Kelly, who is also an associate professor of clinical neurology at Northwestern University, says 40 to 50 percent of snowboarders in Colorado are now wearing helmets, but only 20 to 25 percent of skiers are.
And, he says, helmet use among advanced skiers is higher than among beginners.
“We’re finding that helmets are indeed protective,” Kelly says, although you wouldn’t think anyone would need a brain expert to tell them that. “Neurological injuries are the leading cause of death and disability among skiers and snowboarders.”
He cites a study that showing in skier-to-skier collisions, 12 percent of unhelmeted skiers suffered head injuries, but 0 percent of helmeted skiers did.
“If you look at all the studies that have been done, helmets reduce the risk of brain injury in skiers and snowboarders by 74 percent,” Kelly says. “Helmeted brain injuries can occur, certainly, and there are individuals who have had poor outcomes with helmets, but they are in the minority.”
Brumbaugh says 98 percent of his employees ski or snowboard with helmets.
“Thee guys that work here all have cracked helmets –two of them were hit by other skiers,” Brumbaugh says. “We’re pretty firm believers in helmets.”
Almost all parents who come into his shop buy helmets for their kids, but not always for themselves, he says.
“Lots of parents come in and we tell them that junior is much more prone to wear a helmet if you’re wearing a helmet –and a kid’s no good without a mom or dad,” Brumbaugh says.
Brilling says more and more of the daring riders in terrain parks are doing their tricks wearing head protection.
“You go through terrain parks and you see a lot of free-skiers are wearing helmets, as well as the kids on the rails and the half-piles,” Brilling says. “It’s not so taboo anymore.
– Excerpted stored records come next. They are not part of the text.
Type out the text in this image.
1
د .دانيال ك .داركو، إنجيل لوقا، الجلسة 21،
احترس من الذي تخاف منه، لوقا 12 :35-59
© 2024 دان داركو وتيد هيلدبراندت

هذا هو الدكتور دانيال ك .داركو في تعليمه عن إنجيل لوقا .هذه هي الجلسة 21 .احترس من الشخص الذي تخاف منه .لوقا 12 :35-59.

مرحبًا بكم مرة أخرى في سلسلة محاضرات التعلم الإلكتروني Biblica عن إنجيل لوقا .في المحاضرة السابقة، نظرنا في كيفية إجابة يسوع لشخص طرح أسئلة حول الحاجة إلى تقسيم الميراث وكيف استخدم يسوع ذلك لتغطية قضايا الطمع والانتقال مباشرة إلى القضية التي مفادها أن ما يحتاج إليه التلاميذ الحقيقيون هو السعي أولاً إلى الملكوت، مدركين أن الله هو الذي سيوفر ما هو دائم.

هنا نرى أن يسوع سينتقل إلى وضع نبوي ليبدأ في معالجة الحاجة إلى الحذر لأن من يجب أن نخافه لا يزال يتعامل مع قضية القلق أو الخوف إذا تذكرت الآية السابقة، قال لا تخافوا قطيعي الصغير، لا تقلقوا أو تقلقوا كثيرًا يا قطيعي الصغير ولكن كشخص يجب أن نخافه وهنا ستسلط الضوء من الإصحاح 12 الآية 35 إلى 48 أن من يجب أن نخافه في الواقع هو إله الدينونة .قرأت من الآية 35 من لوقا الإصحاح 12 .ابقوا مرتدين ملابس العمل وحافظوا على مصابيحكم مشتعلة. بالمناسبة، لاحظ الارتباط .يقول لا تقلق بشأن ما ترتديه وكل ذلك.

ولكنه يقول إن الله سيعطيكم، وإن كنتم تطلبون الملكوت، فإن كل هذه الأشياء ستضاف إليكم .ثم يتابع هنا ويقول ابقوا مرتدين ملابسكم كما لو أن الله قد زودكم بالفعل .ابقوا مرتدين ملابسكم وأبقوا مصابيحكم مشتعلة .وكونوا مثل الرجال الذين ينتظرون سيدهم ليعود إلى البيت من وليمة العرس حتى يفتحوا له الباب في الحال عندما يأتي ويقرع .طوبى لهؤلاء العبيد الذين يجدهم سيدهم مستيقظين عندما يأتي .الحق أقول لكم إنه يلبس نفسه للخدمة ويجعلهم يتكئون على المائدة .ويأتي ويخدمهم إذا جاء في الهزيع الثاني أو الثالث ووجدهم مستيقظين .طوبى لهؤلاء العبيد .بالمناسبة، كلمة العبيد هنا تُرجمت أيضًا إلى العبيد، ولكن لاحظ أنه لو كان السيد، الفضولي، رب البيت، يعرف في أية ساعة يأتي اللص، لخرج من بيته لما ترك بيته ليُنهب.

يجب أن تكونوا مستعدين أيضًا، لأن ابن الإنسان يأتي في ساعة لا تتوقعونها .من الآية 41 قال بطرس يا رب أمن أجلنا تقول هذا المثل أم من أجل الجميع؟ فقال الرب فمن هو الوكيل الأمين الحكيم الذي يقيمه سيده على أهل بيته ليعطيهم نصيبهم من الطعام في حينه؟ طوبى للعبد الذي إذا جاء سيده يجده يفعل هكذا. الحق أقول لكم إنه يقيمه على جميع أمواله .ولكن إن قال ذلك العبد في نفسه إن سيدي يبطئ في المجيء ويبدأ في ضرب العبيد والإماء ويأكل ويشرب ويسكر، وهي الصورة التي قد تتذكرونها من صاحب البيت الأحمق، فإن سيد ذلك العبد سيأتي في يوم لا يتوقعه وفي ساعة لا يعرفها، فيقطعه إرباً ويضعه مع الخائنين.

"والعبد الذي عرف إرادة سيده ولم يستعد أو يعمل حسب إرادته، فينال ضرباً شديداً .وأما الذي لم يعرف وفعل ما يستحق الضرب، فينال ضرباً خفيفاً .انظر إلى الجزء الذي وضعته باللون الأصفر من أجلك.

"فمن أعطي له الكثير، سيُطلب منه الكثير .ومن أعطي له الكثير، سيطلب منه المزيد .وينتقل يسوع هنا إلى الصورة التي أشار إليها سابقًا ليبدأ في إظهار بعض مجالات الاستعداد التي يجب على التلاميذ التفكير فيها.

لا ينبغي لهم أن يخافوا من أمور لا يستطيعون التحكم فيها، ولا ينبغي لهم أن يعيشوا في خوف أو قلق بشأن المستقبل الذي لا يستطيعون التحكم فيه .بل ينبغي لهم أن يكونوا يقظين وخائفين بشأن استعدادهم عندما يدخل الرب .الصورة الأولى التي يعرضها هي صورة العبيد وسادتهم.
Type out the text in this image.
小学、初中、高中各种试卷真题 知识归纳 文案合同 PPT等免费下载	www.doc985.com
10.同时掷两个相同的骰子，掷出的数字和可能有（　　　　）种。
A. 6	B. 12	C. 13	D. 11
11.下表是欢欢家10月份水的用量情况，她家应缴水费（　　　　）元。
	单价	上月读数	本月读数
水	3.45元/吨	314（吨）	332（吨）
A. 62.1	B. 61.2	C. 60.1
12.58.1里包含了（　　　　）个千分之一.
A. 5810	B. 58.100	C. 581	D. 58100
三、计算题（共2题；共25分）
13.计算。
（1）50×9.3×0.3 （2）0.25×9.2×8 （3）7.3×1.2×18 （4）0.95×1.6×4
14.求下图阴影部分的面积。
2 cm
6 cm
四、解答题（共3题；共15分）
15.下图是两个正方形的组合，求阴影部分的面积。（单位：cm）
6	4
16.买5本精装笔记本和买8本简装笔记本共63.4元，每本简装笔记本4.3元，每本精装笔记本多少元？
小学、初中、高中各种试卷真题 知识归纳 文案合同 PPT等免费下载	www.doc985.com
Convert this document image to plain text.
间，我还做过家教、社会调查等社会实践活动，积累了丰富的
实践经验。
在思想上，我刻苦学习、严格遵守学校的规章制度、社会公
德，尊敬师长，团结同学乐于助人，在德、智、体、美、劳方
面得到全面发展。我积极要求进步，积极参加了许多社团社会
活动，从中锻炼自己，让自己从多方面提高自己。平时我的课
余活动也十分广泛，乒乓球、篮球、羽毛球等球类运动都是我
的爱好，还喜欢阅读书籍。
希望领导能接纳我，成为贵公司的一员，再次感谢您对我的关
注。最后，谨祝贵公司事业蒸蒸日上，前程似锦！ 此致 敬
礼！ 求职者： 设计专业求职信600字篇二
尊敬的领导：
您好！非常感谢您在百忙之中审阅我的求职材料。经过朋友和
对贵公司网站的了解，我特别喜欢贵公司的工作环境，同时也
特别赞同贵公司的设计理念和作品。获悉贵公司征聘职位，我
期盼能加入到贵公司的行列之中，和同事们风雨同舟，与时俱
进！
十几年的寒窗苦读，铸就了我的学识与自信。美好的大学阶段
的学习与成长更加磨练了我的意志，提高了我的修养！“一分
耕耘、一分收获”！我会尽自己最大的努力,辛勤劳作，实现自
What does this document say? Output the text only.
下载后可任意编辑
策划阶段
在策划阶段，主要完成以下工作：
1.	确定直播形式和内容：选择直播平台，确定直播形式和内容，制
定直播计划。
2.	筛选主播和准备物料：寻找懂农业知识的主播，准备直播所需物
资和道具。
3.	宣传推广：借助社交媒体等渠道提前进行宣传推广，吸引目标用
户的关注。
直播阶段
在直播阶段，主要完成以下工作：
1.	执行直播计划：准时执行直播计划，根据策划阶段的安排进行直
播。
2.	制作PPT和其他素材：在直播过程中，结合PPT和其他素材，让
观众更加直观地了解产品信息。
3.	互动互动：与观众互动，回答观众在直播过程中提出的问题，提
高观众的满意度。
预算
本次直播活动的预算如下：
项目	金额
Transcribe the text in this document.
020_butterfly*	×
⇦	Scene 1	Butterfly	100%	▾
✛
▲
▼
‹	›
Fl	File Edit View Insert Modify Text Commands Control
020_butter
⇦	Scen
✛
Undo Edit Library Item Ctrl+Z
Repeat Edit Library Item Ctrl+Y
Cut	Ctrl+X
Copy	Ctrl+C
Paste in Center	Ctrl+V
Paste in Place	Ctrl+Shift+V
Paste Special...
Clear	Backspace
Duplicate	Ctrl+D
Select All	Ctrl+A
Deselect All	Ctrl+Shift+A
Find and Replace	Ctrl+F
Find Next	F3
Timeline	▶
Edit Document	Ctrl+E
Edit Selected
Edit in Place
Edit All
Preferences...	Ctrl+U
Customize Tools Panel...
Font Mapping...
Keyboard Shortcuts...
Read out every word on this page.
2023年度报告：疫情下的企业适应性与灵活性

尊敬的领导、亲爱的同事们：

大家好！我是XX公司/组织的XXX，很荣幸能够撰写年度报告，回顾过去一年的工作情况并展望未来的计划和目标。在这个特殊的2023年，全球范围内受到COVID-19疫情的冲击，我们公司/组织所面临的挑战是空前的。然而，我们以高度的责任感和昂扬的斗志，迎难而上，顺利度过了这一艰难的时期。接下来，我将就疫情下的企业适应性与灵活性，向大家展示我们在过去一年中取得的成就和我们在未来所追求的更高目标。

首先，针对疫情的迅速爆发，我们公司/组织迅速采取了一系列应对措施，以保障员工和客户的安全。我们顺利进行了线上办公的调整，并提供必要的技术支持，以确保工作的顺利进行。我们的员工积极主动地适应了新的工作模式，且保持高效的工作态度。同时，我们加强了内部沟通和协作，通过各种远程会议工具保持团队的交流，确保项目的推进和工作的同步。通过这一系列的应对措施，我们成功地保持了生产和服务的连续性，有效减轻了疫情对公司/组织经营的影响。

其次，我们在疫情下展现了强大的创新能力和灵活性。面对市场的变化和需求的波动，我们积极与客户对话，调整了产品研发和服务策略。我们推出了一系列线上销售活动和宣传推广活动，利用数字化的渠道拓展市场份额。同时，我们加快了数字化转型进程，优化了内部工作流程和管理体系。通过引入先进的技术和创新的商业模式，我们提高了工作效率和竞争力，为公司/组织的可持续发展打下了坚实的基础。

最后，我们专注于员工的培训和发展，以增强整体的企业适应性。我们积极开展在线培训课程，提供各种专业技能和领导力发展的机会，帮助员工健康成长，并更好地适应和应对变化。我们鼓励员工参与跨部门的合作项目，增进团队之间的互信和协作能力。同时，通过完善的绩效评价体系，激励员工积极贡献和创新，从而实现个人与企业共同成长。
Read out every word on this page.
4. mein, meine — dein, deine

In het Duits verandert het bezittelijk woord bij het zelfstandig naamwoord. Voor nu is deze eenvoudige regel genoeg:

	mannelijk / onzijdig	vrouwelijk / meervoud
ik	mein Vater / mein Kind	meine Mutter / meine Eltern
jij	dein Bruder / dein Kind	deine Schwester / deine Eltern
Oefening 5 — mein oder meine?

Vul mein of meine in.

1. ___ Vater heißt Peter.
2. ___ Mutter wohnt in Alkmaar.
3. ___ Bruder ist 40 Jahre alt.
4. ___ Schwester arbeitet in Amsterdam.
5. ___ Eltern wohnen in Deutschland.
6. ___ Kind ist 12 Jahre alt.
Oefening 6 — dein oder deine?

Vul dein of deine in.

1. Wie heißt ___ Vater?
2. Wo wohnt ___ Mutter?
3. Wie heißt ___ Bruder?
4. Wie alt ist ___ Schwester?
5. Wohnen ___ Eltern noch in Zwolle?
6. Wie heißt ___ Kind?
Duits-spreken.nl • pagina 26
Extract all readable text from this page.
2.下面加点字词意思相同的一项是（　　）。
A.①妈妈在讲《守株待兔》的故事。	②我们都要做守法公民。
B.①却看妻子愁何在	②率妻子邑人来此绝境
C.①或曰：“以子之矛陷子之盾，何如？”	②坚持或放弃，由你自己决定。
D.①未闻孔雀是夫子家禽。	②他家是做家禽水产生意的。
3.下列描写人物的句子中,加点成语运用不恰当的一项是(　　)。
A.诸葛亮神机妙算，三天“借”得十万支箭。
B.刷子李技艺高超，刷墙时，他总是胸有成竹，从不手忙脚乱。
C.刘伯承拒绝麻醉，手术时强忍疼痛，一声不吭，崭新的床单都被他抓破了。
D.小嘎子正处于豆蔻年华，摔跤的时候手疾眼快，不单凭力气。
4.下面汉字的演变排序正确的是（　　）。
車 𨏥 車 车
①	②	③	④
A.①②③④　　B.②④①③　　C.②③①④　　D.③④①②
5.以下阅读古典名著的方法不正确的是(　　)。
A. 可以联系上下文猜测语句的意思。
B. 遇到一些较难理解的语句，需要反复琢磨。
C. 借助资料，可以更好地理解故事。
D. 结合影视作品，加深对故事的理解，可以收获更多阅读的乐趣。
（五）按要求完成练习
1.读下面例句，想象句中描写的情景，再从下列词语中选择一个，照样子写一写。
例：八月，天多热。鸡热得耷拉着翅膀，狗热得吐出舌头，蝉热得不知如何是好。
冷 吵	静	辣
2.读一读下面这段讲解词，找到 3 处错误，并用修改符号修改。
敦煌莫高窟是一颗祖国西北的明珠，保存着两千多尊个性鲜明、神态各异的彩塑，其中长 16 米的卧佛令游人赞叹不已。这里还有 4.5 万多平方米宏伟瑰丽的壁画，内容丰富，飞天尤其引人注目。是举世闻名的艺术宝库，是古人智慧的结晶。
As the skill level has picked up and people are going bigger, they’re realizing you can be the best snowboarder out there, but you’re going get caught one day and wack your head.”
Dan Winkler, whose says he’s been skiing for 30 years, says he’s thought about buying a helmet but hasn’t yet.
“My wife and I have considered it,” Winkler says, “but at my age I don’t do much that I need a helmet for, though we wear helmets when we mountain-bike.”
Local skier Greg Chandler has about the simplest reason for wearing a helmet on the slopes.
“I wear one because I’m clumsy and I don’t want to be afraid,” Chandler says.
Brent Gardner-Smith of the Aspen Times contributed to this report.